Meridionali e foggiani. Piagnoni e lamentosi? Il dibattito aperto su Lettere Meridiane dal direttore della Biblioteca Provinciale di Foggia, Franco Mercurio, e proseguito da Massimo Mazza, sulla tendenza dei nostri concittadini a lamentarsi, spesso più del necessario, ha stimolato in Girolamo Arciuolo una bella riflessione, che trae origine da un episodio realmente occorso un paio di anni fa all’autore. Vi si riflette su un tema importante – l’origine del divario tra Nord e Sud e la questione meridionale – che da tempo sembra essere stato ormai rimosso dall’agenda politica del Paese, nonostante la sua persistente – starei per dire dirompente – attualità.
Ecco il bel contributo di Girolamo Arciuolo.
Da ragazzo lessi un testo “Contro la Questione Meridionale: studio sulle origini dello sviluppo capitalistico in Italia” (di Edmondo Maria Capecelatro, Antonio Carlo, 1975, edizioni Savelli), che mi aprì gli occhi. Si raccontava di un Meridione d’Italia che al momento dell’unificazione era sviluppato in alcune zone come e talvolta più che al settentrione.
Da quel momento non ho più visto il meridione con gli occhi del lamento.
Il movimento risorgimentale italiano tentò a lungo di coinvolgere nell’impresa della costruzione dello Stato Unitario la monarchia dei Borbone, una delle più prestigiose, con importanti legami e rapporti nella grande aristocrazia europea e con Papato. Ma senza successo. La questione è nota agli storici e viene raccontata anche nello splendido film di Mario Martone “Noi Credevamo”.

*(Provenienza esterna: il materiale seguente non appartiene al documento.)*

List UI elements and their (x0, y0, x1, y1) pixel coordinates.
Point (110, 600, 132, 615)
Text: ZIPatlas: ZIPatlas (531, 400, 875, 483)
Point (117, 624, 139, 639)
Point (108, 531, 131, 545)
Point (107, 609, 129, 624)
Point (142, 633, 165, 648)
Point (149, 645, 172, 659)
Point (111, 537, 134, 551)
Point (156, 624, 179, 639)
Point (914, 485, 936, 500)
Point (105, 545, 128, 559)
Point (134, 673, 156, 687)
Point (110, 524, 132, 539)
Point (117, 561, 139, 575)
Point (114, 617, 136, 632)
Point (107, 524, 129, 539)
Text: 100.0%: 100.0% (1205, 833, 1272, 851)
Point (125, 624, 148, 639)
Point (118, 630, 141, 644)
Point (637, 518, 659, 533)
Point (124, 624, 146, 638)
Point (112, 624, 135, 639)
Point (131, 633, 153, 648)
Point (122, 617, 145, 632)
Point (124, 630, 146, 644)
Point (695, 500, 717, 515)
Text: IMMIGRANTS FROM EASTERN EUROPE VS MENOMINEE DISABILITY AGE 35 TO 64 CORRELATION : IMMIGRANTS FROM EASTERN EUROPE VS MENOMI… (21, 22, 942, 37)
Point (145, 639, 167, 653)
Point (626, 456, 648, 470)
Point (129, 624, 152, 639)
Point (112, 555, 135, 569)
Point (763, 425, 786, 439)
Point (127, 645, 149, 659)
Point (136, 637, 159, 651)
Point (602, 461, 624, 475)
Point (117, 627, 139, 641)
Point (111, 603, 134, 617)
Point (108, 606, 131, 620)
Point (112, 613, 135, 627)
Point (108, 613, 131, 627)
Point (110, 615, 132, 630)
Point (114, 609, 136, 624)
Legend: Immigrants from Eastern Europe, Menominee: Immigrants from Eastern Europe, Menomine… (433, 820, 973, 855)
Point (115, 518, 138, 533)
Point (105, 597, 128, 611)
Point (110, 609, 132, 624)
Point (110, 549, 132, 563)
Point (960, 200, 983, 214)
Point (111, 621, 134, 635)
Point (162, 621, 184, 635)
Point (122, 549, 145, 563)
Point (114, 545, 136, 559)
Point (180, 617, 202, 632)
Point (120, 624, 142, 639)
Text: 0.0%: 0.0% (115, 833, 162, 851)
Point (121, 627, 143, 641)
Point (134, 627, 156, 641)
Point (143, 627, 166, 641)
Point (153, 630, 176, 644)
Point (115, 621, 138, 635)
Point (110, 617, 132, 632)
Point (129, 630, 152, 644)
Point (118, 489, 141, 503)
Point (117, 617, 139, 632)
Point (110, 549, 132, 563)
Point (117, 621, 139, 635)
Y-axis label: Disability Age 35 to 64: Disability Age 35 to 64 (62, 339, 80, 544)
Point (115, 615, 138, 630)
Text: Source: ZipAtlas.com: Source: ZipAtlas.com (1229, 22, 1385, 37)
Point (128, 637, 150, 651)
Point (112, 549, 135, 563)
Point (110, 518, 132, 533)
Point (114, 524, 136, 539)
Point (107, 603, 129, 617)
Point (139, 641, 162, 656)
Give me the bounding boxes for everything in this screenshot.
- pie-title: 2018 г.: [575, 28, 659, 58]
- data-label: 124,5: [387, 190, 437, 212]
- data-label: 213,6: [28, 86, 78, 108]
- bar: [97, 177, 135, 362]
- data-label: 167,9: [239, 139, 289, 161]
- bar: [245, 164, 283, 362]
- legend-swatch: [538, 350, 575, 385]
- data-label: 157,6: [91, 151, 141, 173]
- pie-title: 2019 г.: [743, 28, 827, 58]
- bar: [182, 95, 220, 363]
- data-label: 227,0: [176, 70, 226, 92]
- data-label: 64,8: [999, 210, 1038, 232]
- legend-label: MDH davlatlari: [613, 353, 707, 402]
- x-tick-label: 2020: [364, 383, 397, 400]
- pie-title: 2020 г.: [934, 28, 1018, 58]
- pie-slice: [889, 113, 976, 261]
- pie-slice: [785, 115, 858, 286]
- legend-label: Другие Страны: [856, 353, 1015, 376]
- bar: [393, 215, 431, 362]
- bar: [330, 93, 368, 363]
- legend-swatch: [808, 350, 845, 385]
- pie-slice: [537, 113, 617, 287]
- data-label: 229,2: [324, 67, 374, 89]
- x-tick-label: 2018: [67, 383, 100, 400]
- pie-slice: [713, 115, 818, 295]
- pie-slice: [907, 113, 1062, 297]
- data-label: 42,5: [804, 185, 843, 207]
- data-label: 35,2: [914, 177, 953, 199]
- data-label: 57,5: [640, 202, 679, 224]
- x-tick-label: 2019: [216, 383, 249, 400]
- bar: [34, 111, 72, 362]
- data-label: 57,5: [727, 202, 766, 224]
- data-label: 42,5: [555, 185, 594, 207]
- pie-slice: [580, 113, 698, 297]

Quella monarchia non poteva tradire il mondo di cui era espressione. Nel giro di pochi decenni tutte le monarchie che non riuscirono a comprendere i tempi, scomparirono.
I Savoia erano una monarchia minore e ambiziosa e sia pur tra tanti dubbi si prestarono al progetto.
Forse anche grazie a queste letture fatte quando ero proprio un ragazzino, ho sentito sempre con disagio la retorica meridionale dei briganti e mi sono sempre infastidito (e continuo a farlo) quando nelle serate davanti a un fuoco acceso qualche amico, inforcata la chitarra, inizia a cantare con espressione sentita “Brigante se more”
Qualche tempo fa, con degli amici ci siamo fatti una passeggiata domenicale al Castello di Lagopesole, un imponente Castello Federiciano, ad Avigliano, in provincia di Potenza.
Il castello è totalmente restaurato, aperto al pubblico al prezzo di un biglietto di ingresso di pochi euro, grazie alla presenza di alcune signore, credo dipendenti di quel Comune o di qualche cooperativa di servizi.
In quell’occasione c’era una bella, commovente mostra di foto e cartoline di emigrati italiani della Basilicata verso le Americhe, soprattutto verso l’America Latina. La maggior parte delle cartoline e delle foto era di pochi anni successiva all’Unità d’Italia e il dato veniva evidenziato e spiegato nei testi della mostra: la regione ne uscì spopolata e impoverita.
La Basilicata è anche la terra del brigantaggio. Il Castello di Lagopesole venne addirittura occupato per un periodo dai briganti capitanati da Carmine Crocco.
Ma quel castello fa parte della rete dei Castelli Federiciani e veniva preferita come luogo di residenza da Re Manfredi.
Nell’ampio vano di ingresso c’è un ampio tavolo dove si comprano i biglietti e dove sono esposti decine di testi, di editori ed autori minori o semi-sconosciuti, per lo più dedicati alla Guerra dei Briganti e al Brigantaggio. Molto più ridotta è invece la presenza di testi dedicati a Federico Secondo di Svevia.
La storia di un ritardo, di un errore storico, è diventata una storia da raccontare e da rivendicare. La Storia.
La storia di un progetto anticipatorio e universale, che ci ha lasciato in eredità opere imponenti e grandiose e che continua a renderlo ancora adesso unico e speciale, viene invece quasi dimenticata.
Quanti sono i Foggiani che conoscono che proprio Foggia è stata la Capitale del Progetto imperiale di Federico II di Svevia?
Eppure andando in una antica importante libreria foggiana, oramai tristemente decaduta, cosa si trova? decine di testi di autori per lo più ignoti di editori semisconosciuti, dedicati al meridionalismo più retrivo.
Severgnini ha quindi visto bene. In noi c’è qualcosa di importante, ma lo facciamo recedere a indistinto sottofondo, mentre facciamo prevalere la nostra parte minore.